STATIC MEASURES TO PREDICT FLUID RESPONSIVENESS

CVP or Right Atrial Pressure: CVP is probably the most used parameter for judging whether fluids should be given. Nevertheless, a large number of studies show that CVP fails to discriminate responders from nonresponders.^29,39-41 Following the EGDT trial and publication of the original Surviving Sepsis Campaign guidelines (which proposed a CVP target of greater than 8 mm Hg for nonventilated patients and greater than or equal to 12 mm Hg for ventilated patients⁴²) a group of French investigators examined the role of cardiac filling pressures as predictors of fluid responsiveness in 96 ventilated, septic subjects.²⁸ Overall, the predictive power of the CVP was poor: When CVP was less than 12, the positive predictive value was only 47%. Even when CVP was much lower in these ventilated patients (less than 5 mm Hg), the positive predictive value was still only 47%. These results should not be surprising. Raising CVP can only augment perfusion when cardiac function is not limited, as can be seen by examining the relationship of CVP to cardiac output (Fig. 34-1). While “low” CVP tends to indicate a point on the steep portion of the cardiac function curve in a population, huge variation makes specific values of little use in any individual patient.

Wedge or Pulmonary Artery Occlusion Pressure: Pulmonary artery catheters (PAC) have been used widely for monitoring critically ill, heart failure, and perioperative patients.
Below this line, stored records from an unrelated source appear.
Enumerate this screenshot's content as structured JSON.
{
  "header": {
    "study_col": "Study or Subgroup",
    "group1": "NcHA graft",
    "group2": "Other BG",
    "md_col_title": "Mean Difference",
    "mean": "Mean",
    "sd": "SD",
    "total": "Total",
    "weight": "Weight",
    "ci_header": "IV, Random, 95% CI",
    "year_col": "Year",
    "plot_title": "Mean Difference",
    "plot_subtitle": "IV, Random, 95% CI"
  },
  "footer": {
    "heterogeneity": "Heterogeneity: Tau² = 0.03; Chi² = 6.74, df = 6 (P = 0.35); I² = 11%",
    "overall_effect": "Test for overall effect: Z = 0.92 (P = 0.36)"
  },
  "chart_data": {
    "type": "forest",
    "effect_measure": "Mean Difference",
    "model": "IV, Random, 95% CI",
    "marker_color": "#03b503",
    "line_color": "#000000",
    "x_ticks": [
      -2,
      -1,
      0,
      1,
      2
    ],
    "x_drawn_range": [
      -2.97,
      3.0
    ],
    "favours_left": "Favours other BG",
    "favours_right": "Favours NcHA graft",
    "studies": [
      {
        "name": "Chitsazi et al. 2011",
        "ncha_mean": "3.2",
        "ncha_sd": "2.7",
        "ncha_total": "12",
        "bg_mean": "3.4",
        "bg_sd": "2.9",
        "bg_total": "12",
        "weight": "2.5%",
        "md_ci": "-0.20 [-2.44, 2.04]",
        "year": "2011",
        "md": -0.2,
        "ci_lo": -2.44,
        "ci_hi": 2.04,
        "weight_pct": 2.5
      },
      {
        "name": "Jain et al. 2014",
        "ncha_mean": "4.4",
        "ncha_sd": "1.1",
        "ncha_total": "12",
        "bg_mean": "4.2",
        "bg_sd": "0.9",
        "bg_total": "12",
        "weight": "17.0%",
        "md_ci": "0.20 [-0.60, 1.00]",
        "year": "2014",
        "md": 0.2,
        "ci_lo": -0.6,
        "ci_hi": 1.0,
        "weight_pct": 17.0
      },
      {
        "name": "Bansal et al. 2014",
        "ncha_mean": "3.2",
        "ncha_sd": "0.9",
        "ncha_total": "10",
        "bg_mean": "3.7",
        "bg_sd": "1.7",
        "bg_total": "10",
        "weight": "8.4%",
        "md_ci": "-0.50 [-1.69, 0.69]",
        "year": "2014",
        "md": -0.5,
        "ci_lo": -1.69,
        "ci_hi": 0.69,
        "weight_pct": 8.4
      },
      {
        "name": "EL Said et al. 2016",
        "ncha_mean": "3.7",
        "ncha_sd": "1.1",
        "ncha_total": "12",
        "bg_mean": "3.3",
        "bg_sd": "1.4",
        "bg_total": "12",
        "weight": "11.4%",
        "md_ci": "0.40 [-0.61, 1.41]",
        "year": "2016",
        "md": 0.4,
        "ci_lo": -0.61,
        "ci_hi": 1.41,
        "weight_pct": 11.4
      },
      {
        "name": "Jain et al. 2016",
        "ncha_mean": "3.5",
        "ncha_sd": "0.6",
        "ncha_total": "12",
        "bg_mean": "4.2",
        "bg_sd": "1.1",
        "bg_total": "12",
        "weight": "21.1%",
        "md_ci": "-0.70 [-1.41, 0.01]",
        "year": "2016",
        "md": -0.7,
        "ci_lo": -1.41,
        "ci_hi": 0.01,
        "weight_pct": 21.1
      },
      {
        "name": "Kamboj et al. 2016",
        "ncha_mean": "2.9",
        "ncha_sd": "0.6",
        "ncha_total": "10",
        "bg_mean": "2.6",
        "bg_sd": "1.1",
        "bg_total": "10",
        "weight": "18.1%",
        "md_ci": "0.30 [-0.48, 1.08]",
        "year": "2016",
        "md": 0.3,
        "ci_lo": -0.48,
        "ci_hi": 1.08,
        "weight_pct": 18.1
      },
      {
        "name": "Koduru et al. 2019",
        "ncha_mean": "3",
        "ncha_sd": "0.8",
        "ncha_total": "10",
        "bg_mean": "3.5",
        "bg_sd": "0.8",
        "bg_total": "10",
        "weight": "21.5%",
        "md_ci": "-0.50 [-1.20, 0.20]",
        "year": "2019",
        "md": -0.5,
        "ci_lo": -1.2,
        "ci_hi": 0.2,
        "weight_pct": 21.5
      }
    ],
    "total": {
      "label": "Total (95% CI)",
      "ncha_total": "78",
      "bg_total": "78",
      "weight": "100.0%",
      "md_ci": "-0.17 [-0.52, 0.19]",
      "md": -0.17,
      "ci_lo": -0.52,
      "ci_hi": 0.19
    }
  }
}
Although many clinicians consider the PAOP to be the gold standard for determining left ventricular (LV) preload (and judging volume status), the correlation of PAOP and LV end-diastolic volume is feeble.⁴³ Surprisingly, even in normal volunteers, PAOP fails to reflect preload,³⁹ thought due to wide variation in diastolic compliance even in health. More importantly, values of PAOP are no better than those of CVP in predicting the response to fluid challenge.^29,40,44 In septic subjects, a PAOP less than 12 mm Hg predicts a rise in cardiac output with a positive predictive value of only 54%.²⁸ Like the CVP, PAOP should not be used to judge the volume state in severe sepsis or to predict the role for further fluid administration.